Center for Montessori Research houses large online Montessori research bibliography
LAWRENCE — Scholars and researchers investigating the Montessori model of education now have a robust tool to aid their efforts. Housed at the Center for Montessori Research (CMR), a center within the University of Kansas Achievement & Assessment Institute (AAI), the Montessori Bibliography Online makes information about Montessori and the Montessori movement more accessible through an online interface, including links to digitized source materials.
“This bibliography supports systems for making more research around Montessori happen and improving the quality of the research that's done,” said Angela Murray, director of the Center for Montessori Research.
Domain-specific bibliographies and indexes are particularly useful to researchers, especially in specialized areas of scholarship, growing and newer fields, or those with scattered resources. While the Montessori model has existed for over 100 years, it has often been seen as a niche educational approach and its scholarship is spread out, locked in print, without the same kind of institutional support as other areas of educational research.
The Montessori Bibliography Online provides a centralized node for scholars to begin their research path. By Murray’s estimate, the bibliography contains over 30,000 items, making it not only one of the first resources of its kind but also one of the largest.
“It won't be as hard to get your hands on the information. We're hoping that really encourages more people to do Montessori research,” Murray said.
The bibliography began as a project of research librarian Joel Parham. Enlisted to help develop and establish the Global Montessori Network, Parham became interested in Montessori education and Maria Montessori herself.
“As my research took me further down this rabbit hole, I realized there did not appear to be a go-to resource for research or historical information about Montessori,” Parham said. “Given my background in library and information science, I considered it to be an opportunity and a personal challenge to see if I could develop something that might be of value to the education community.”
Working from two major print resources, Parham set about expanding and enhancing citations, in a digitally accessible format. Then he reached out to Murray, who immediately recognized the value of the resource.

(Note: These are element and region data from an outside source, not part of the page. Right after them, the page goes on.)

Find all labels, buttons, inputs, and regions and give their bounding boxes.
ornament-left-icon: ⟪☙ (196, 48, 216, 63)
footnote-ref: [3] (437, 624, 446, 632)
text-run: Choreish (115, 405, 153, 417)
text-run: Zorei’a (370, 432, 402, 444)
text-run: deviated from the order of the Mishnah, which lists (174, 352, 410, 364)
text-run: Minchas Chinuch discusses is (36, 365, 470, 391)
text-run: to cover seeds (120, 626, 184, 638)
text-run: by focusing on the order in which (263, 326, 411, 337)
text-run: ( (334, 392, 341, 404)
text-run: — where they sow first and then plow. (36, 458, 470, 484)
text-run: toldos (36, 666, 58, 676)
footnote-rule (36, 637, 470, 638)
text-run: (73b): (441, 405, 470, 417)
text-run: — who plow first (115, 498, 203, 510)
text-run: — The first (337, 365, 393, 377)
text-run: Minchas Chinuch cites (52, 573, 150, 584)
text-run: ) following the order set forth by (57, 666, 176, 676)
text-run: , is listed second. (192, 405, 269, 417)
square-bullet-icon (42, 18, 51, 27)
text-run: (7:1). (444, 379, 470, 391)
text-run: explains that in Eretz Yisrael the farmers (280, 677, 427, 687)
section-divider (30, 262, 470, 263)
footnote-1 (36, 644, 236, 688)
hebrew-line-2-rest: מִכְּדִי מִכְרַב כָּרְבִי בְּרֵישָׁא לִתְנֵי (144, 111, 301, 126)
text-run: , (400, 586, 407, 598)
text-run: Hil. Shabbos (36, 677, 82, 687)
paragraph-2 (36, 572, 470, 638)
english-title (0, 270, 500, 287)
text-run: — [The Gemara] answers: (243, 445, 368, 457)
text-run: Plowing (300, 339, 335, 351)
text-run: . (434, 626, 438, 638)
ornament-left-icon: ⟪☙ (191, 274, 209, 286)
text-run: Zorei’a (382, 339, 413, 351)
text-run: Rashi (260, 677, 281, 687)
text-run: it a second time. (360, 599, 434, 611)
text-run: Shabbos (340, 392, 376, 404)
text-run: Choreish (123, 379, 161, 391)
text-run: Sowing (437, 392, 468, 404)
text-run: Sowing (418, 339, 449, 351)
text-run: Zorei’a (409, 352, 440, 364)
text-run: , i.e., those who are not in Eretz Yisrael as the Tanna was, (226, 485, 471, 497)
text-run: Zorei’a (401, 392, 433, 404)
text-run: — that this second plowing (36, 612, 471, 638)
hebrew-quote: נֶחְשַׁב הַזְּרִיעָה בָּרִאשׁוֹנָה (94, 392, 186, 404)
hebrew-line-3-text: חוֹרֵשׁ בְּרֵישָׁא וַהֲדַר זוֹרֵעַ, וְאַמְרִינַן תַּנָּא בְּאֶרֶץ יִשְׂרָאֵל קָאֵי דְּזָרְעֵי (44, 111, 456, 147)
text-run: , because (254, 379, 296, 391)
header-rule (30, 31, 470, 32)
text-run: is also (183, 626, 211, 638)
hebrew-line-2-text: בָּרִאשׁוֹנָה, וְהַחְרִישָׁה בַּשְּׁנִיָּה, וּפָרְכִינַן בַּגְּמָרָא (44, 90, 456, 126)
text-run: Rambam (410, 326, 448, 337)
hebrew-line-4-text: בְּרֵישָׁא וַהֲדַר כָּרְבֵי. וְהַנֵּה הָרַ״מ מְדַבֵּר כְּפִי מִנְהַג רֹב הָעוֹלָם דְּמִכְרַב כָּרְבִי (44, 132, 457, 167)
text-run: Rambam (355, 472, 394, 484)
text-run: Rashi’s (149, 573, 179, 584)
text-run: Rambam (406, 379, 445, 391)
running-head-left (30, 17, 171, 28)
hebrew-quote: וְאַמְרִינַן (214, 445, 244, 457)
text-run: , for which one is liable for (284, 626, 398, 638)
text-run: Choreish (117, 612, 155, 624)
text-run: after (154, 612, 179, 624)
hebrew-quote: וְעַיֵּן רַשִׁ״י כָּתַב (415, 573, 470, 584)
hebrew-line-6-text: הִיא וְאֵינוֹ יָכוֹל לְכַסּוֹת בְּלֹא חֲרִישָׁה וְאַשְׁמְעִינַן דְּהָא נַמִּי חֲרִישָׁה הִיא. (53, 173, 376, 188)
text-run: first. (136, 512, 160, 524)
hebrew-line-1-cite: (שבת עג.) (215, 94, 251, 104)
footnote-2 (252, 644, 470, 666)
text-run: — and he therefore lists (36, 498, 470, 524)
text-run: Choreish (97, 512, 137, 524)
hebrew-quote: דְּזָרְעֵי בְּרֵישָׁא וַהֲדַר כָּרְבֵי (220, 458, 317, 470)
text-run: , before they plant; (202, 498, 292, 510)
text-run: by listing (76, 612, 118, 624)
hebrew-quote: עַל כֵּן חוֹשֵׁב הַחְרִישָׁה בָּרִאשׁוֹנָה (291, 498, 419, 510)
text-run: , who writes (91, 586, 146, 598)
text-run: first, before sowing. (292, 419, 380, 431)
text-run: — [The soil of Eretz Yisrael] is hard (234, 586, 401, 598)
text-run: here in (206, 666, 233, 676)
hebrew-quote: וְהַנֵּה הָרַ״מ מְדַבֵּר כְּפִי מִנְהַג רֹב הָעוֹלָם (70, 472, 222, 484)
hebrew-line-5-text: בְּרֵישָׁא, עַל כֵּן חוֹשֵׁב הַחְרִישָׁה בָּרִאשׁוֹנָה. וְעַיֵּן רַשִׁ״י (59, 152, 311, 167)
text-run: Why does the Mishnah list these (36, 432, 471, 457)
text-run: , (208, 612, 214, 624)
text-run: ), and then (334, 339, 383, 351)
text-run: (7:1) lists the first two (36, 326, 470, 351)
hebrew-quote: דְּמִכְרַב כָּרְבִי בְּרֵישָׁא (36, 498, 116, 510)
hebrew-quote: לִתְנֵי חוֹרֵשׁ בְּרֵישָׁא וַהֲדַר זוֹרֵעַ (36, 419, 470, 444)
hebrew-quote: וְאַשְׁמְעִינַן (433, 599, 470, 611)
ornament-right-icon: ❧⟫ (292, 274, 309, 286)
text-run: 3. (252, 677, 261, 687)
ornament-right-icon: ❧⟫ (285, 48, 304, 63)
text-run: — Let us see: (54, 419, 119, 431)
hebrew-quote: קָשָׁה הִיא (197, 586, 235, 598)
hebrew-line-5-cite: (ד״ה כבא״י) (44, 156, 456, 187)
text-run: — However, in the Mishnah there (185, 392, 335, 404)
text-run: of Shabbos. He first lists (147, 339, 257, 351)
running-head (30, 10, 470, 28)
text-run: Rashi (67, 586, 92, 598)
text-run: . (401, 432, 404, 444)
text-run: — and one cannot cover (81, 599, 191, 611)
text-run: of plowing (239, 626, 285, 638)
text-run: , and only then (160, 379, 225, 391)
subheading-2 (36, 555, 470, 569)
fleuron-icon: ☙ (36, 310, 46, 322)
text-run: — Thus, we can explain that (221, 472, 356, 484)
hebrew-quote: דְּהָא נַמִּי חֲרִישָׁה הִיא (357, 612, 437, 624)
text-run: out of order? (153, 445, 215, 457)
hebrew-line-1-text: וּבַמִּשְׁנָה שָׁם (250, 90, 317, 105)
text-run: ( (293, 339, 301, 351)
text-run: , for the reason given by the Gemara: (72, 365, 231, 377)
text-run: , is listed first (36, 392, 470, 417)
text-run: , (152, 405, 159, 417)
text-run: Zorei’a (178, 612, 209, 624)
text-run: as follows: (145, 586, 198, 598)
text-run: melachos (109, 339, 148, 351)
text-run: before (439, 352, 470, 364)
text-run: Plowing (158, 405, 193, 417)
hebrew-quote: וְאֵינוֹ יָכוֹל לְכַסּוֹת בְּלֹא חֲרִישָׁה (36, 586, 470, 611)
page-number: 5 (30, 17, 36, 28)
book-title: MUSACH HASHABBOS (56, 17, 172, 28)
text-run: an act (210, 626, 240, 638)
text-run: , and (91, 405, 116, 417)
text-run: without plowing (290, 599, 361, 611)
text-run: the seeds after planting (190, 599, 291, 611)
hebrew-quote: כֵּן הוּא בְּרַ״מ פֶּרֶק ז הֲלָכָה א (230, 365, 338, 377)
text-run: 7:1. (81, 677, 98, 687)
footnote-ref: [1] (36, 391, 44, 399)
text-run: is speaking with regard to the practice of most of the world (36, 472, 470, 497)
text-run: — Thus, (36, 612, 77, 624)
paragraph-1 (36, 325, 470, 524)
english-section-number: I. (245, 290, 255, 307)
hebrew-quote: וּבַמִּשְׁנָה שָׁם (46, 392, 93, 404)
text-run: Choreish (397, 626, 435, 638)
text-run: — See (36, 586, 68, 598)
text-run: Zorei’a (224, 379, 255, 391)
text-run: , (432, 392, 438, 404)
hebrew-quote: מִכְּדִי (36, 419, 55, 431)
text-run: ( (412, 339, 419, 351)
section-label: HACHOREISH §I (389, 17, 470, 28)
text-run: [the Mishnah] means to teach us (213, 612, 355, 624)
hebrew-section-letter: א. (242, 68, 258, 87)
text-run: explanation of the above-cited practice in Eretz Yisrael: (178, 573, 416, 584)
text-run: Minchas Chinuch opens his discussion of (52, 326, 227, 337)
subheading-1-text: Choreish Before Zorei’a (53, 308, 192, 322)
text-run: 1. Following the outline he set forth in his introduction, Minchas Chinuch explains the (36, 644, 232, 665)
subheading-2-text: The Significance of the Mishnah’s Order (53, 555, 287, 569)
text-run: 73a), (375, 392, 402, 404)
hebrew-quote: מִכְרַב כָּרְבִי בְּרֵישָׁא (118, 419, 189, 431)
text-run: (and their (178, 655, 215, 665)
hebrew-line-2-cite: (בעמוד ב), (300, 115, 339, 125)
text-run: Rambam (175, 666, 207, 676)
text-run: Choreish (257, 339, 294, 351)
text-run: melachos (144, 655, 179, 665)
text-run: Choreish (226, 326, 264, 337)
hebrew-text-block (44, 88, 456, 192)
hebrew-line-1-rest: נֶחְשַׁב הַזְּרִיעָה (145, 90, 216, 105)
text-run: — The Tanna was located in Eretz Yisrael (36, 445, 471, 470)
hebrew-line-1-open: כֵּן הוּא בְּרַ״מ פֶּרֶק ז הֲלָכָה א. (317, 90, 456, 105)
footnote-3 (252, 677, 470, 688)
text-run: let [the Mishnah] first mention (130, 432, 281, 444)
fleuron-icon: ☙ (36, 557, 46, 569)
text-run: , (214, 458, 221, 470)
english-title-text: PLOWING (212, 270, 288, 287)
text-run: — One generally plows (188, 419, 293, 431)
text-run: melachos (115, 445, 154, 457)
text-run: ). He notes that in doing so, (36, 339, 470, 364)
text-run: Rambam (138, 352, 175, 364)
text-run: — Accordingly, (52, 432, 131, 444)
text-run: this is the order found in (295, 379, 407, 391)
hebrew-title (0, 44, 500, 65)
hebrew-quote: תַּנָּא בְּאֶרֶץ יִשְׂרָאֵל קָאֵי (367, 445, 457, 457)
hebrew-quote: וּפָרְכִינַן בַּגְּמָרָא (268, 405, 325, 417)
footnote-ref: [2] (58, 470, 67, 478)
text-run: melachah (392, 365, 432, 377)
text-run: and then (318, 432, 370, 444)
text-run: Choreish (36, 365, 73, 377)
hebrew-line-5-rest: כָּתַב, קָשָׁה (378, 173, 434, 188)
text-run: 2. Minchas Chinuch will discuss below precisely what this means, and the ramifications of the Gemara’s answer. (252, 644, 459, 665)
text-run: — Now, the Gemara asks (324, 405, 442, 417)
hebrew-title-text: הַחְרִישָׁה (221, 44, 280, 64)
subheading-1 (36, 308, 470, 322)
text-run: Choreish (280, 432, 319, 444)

“It was really quite impressive what he had done,” Murray said.
Murray brought the project to the attention of the Achievement & Assessment Institute, which provided support in enhancing the database with additional functionality and offered it an institutional home through Agile Technology Solutions (ATS), the institute’s software and technology center.
ATS’s web team designed and developed a new interface, based on the extensive work Parham conducted. In addition to the redevelopment, ATS worked to enhance the search and filter function.
“ATS was able to expand the global search capability and implement more advanced search and filtering options on the site, allowing researchers to search, sort and filter on parameters such as author, date, publication type, keywords and more,” said Lisa Braun, associate director of Agile Technology Solutions.
The methodology behind the bibliography’s creation is detailed fully in “The Montessori Bibliography Online: A Resource for the Global Montessori Community” in the spring 2022 edition of the open-access peer-reviewed Journal for Montessori Research, of which Murray is the editor.
For his part, Parham is excited about the result.
“I’m in disbelief that what essentially started out as a thought experiment borne from my curiosity of Montessori education developed into a tool or resource researchers and others may actually find useful,” Parham said.
Neal Kingston, AAI director and University Distinguished Professor, sees this project as a great example of the institute’s capabilities and cross-center collaboration.
“Centers at AAI have unique focuses — this project demonstrates how two distinct research and services areas can come together to make something very useful for researchers,” Kingston said. “It also shows how we are positioned to collaborate with outside organizations and create custom solutions. I’m very impressed with the work of everyone involved.”
The bibliography represents the push by some — including Murray and her team at CMR — to bring Montessori research into the education mainstream.
“This a very exciting time in Montessori research, and with resources like this, we are well on the way to expanding interest and scholarship to the level of other areas of education research,” Murray said.